Composition operators on Herz-type Triebel-Lizorkin spaces with application to semilinear parabolic equations

TL;DR

This paper studies composition operators on Herz-type Triebel-Lizorkin spaces and applies the findings to analyze local and global solutions of semilinear parabolic equations with initial data in these spaces.

Contribution

It establishes conditions for composition operators on Herz-type Triebel-Lizorkin spaces and applies these results to semilinear parabolic equations with initial data in these spaces.

Findings

Conditions for G to preserve Herz-type Triebel-Lizorkin spaces

Existence of solutions to semilinear parabolic equations in these spaces

Extension of known results to more general function spaces

Abstract

Let $G:\mathbb{R\rightarrow R}$ be a continuous function. In the first part of this paper, we investigate sufficient conditions on $G$ such that \begin{equation*} \{G(f):f\in \dot{K}_{p,q}^{\alpha }F_{\beta }^{s}\}\subset \dot{K}_{p,q}^{\alpha }F_{\beta }^{s} \end{equation*} holds.

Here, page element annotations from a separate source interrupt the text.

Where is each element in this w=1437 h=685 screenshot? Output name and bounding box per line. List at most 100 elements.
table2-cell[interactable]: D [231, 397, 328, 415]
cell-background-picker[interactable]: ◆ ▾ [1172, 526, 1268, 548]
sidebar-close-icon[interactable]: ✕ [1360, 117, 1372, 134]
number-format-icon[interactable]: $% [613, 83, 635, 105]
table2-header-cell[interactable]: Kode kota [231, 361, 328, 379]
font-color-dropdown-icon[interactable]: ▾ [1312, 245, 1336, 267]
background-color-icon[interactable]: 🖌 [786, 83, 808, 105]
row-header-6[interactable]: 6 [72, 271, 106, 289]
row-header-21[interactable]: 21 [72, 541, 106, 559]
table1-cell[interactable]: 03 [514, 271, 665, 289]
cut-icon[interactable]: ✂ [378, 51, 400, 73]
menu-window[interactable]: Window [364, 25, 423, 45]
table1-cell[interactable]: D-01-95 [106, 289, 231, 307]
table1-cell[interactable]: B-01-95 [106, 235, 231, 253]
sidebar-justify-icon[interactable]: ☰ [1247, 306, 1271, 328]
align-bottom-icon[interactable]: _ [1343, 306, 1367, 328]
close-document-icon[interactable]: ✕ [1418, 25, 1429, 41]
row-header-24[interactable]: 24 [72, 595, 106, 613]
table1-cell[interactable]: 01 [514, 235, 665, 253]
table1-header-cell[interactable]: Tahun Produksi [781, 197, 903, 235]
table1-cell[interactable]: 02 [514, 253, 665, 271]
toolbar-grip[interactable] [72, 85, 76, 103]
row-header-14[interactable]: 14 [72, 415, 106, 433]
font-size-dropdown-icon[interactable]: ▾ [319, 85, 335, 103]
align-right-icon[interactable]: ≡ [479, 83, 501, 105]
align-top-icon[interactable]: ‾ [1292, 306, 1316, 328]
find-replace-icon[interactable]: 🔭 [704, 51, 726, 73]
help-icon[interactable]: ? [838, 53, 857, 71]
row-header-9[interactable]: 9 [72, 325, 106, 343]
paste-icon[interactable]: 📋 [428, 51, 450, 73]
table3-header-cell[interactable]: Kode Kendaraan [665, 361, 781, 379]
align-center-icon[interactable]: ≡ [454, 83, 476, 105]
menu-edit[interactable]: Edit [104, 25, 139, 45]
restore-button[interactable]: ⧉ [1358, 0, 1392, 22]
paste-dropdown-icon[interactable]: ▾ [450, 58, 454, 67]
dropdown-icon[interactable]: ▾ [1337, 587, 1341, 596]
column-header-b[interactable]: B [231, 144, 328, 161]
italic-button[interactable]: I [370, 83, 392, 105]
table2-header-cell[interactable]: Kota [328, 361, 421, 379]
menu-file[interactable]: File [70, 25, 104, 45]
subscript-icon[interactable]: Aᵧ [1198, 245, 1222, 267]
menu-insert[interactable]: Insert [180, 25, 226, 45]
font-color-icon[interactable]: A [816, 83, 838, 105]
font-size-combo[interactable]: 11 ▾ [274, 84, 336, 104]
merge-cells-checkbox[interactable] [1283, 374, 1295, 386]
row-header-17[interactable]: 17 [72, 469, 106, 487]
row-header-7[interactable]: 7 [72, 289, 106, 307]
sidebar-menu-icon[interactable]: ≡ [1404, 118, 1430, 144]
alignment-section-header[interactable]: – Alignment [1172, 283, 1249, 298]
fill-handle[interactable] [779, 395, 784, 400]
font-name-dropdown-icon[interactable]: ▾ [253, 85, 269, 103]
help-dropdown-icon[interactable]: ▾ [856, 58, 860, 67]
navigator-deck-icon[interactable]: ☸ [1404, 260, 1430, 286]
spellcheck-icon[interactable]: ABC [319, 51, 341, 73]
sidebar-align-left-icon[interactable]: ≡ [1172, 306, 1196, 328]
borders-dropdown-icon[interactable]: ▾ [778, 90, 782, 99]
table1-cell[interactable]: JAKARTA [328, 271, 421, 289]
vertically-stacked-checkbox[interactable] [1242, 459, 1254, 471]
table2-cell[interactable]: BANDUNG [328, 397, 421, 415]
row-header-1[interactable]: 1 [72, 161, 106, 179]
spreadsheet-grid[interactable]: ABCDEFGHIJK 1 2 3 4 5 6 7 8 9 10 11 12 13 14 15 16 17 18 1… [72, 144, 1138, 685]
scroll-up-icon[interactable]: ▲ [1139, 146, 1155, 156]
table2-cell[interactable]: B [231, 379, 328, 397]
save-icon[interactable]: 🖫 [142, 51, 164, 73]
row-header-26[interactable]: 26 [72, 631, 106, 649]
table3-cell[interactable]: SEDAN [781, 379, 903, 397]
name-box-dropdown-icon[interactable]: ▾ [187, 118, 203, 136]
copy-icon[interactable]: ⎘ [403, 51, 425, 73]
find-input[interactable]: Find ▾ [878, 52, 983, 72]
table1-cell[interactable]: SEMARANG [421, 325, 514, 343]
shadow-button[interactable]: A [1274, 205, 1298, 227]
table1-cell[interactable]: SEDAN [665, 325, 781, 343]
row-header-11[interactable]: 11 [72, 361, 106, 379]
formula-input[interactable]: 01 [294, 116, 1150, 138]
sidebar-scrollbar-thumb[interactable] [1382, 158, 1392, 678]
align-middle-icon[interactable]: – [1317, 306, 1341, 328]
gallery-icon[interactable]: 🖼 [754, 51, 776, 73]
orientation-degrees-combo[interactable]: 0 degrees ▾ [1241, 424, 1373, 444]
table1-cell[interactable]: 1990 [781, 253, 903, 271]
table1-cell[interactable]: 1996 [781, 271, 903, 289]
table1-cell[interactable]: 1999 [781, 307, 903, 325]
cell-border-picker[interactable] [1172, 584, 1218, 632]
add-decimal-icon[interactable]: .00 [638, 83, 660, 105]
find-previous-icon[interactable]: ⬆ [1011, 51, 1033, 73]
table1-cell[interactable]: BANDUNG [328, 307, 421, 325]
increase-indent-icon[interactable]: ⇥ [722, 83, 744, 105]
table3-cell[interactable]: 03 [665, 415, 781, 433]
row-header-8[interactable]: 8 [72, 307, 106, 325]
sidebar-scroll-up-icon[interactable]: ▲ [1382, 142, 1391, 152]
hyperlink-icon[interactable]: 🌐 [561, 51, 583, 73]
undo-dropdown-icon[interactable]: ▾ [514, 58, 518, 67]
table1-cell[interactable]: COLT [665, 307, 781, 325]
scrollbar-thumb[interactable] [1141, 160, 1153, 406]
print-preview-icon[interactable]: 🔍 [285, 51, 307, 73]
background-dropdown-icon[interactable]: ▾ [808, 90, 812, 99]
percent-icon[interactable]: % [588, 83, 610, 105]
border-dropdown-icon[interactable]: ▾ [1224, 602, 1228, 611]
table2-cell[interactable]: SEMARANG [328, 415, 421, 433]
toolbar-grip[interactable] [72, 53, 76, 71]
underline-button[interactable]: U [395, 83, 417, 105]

Here $\dot{K}_{p,q}^{\alpha }F_{\beta }^{s}$ are Herz-type Triebel-Lizorkin spaces. These spaces unify and generalize many classical function spaces such as Lebesgue spaces of power weights, Sobolev and Triebel-Lizorkin spaces of power weights. In the second part of this paper we will study local and global Cauchy problems for the semilinear parabolic equations \begin{equation*} \partial _{t}u-\Delta u=G(u) \end{equation*} with initial data in Herz-type Triebel-Lizorkin spaces. Our results cover the results obtained with initial data in some know function spaces such us fractional Sobolev spaces. Some limit cases are given.